More people in Virginia and across the United States are being charged with driving under the influence (DUI) due to marijuana rather than alcohol. Between 2007 and 2014, the number of drivers accused of operating vehicles under the influence of pot increased by 50 percent.
On the other hand, between 1973 and 2014, the number of drivers accused of using alcohol while driving declined by 77 percent. Driving under the influence of alcohol and marijuana can have significantly different effects. Unlike alcohol, marijuana is not usually linked to reckless or speedy driving. However, it can lengthen reaction times and make it difficult for drivers to respond quickly to events.
Tests used on drivers included saliva and blood tests. Of those tested, over 22 percent of drivers in the day and 23 percent of drivers in the night were considered to test positive for a drug of some type. Marijuana was the most frequently encountered drug.

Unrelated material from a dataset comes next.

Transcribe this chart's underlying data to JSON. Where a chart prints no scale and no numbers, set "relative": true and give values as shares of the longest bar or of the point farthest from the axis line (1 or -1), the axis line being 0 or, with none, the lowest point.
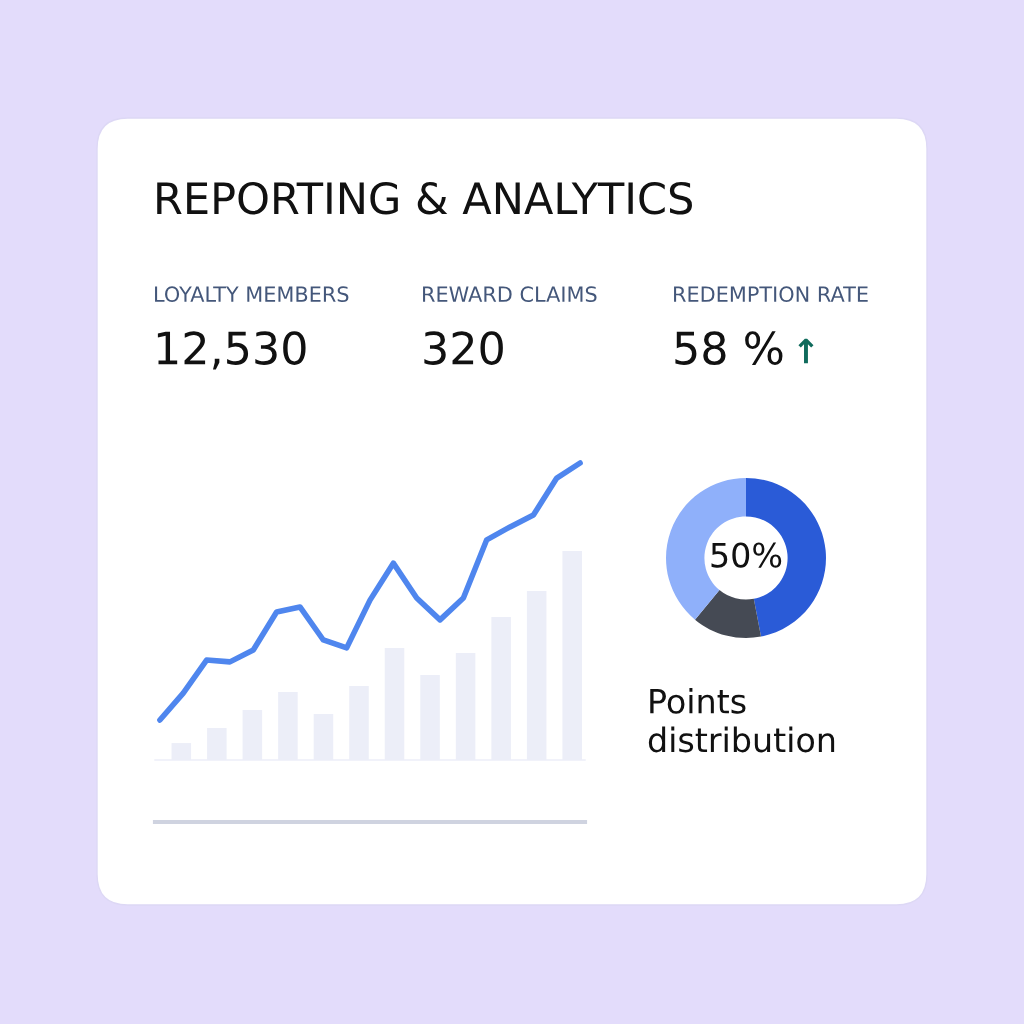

The report is based on information from the federal National Highway Traffic Safety Administration. It was gathered through national studies that gathered breath samples to look at rates of alcohol intoxication. The studies do not directly reflect potential results of the growing trend towards marijuana legalization. Much of the data was collected prior to legalization or in states where pot use remains criminalized.
People who have been accused of driving while impaired could seek a criminal defense lawyer to represent them in court or to arrange a settlement with prosecutors. Even a first offense DUI charge can have significant impact on a person's life, including consequences at work or potential license suspension.